After working the horse enough to make sure I have their brain, I will run an extra length of longe line from a baling twine cheater around a surcingle D to under their tail and back to the surcingle on the other side (again with a cheater of baling twine attached to the D). It's not real tight, but not flapping either. We then get back to work.

Some horses just clamp their tails and look perplexed, then eventually relax. Others do try to remove the offending line with some bucking.. as long as they are not out of control, I always just ignored the bucking and asked them to work. We go until they relax, then done for the day.

Once they are going with the line like its no big deal (could take one or many sessions), I will switch to the real crupper. Some horses don't care, others take offense to the stiffer material and need to be schooled thru it. Next step would be to longe on some terrain (like a field with a hill) if the horse was unhappy with the process or just hop on and hit the trails if they weren't.


----------



## Horsesaplenty

jillybean19 said:


> Yeah, usually it's used because the saddle slips forward. However, I think the reason so many endurance riders use them is because a lot of them use treeless saddles, which tend to move around a lot more. That would be a good reason to use a crupper as well. A (non-endurance) friend of mine ALWAYS rides with a crupper and breast plate because, with both of those and horses with good withers, she doesn't have to have the girth as tight. She frequently describes to me how she used to ride and be able to stick her whole arm through the cinch, but that saddle didn't move since the breast collar, the crupper, and withers kept it in place instead.
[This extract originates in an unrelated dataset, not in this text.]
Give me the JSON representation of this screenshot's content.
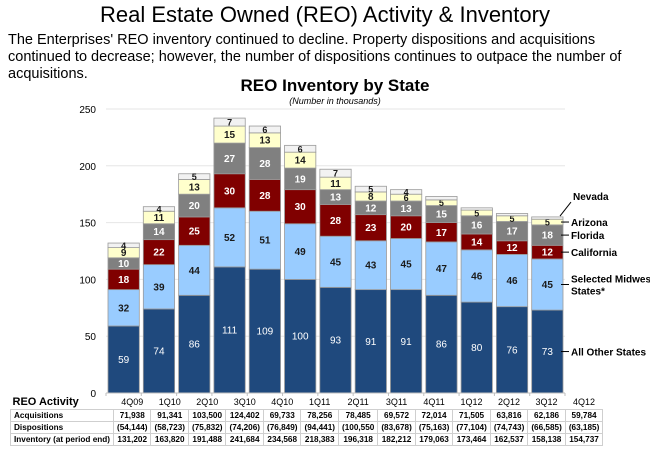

She liked that because she felt the horses had a lot more room to breath.
> 
> I was never there and so that is just her account and opinion, but if it did work so well, I've often wondered if something like that would be an advantage in endurance?


I often ride quite loose and one horse of mine wears crupper and breast plate, the other two just wears the breast plate and I have no idea yet with my new arabian as I don't think any of my gear will fit him!


----------